Most people would agree (including many historians) that the best way to anticipate the future is to study the past. But what if our version of history is wrong? What if our history is distorted to sell an agenda? After all, the word "history" is made up of two words: his and story.

Fed Chairman Ben Bernanke, the Princeton University scholar of the Great Depression, often says that the depression could have been averted if only the government had printed more money. That's his story, but that's not what history says.
After the crash of 1929, FDR was elected in 1933. He immediately took the U.S. off the gold standard through the Emergency Banking Act and introduced his New Deal. This allowed him to print more money and rack up huge amounts of national debt. At first it seemed that FDR's plan was working.

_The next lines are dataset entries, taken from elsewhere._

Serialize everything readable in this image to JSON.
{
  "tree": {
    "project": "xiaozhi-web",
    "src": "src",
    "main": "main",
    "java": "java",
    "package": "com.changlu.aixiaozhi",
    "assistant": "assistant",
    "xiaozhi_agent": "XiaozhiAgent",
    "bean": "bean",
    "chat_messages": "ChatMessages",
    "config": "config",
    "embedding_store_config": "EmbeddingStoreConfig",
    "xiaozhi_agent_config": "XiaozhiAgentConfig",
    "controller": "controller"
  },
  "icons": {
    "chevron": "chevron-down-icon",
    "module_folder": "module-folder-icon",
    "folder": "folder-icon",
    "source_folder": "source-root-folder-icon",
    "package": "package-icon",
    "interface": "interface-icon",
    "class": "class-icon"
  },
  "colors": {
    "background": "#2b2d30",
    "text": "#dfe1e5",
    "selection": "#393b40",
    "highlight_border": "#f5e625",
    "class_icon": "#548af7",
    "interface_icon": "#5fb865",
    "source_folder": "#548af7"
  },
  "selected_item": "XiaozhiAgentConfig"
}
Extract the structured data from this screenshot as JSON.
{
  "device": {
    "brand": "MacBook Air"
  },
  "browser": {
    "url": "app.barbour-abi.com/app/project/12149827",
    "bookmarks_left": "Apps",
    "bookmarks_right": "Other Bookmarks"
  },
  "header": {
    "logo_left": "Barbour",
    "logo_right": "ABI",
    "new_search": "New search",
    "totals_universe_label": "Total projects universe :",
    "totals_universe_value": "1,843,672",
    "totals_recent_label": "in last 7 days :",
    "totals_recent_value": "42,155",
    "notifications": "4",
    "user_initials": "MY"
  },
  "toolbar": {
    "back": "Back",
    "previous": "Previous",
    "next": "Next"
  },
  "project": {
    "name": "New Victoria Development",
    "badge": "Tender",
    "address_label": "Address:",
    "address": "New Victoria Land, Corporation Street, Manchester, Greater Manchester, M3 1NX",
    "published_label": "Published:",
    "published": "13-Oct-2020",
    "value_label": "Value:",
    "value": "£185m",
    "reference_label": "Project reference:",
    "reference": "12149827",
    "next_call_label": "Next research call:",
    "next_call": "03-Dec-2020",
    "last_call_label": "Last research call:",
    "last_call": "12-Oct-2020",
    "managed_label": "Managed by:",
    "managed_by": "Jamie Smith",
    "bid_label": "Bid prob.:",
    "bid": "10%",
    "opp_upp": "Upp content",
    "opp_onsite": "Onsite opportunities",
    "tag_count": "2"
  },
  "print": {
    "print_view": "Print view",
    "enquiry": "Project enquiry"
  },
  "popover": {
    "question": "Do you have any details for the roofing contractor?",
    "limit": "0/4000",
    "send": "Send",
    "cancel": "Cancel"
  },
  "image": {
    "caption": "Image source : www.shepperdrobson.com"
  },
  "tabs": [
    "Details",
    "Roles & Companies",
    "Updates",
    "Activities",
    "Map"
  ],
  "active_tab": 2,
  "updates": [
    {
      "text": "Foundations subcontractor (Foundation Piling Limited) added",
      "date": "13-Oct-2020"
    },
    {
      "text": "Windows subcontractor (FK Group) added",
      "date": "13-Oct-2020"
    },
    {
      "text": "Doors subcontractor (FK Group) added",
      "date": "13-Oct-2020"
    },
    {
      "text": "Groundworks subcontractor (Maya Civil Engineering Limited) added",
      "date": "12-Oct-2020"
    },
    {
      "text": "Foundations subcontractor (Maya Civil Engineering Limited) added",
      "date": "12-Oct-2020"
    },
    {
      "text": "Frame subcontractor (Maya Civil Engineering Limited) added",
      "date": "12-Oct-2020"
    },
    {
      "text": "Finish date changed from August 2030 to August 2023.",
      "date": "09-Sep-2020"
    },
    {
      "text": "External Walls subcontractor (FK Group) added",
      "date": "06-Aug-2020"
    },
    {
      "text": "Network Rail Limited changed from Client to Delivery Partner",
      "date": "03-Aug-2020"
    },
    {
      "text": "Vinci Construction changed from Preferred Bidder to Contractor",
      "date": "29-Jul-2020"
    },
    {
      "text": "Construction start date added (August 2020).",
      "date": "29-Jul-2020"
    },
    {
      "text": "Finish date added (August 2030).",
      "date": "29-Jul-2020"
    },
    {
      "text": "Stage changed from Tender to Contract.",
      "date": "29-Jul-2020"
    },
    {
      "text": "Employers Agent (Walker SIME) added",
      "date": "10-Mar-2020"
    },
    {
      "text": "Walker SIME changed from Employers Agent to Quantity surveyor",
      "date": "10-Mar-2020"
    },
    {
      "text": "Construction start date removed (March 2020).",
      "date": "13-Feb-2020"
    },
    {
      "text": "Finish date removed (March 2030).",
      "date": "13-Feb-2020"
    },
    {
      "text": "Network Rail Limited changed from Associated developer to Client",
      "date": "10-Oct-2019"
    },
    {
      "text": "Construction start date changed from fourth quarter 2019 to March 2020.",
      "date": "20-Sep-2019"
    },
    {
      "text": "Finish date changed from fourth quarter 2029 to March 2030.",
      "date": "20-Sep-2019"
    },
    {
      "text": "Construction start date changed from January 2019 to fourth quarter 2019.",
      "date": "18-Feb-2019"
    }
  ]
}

Yet in 1938 there was a "depression within the depression." Economic output collapsed and the unemployment rate rose from 14.3% to 19%, in the face of a year-over-year decline from the peak of 24.9% in 1933.
History proves Bernanke's claim (that FDR didn't print enough money) to be wrong. This is what Roosevelt's Secretary of the Treasury, Henry Morgenthau, wrote in his diary in May 1939: "We have tried spending money. We are spending more than we have ever spent before and it does not work. And I have just one interest, and now if I am wrong, somebody else can have my job. I want to see this country prosper. I want to see people get a job. I want to see people get enough to eat. We have never made good on our promises. I say after eight years of this administration, we have just as much unemployment as when we started. And enormous debt to boot."

World War II broke out in 1939 and many people credit that war with saving the economy. While the war did boost the recovery, it was the Bretton Woods Agreement, signed in 1944, that put the world back on the gold standard, which stabilized the global economy.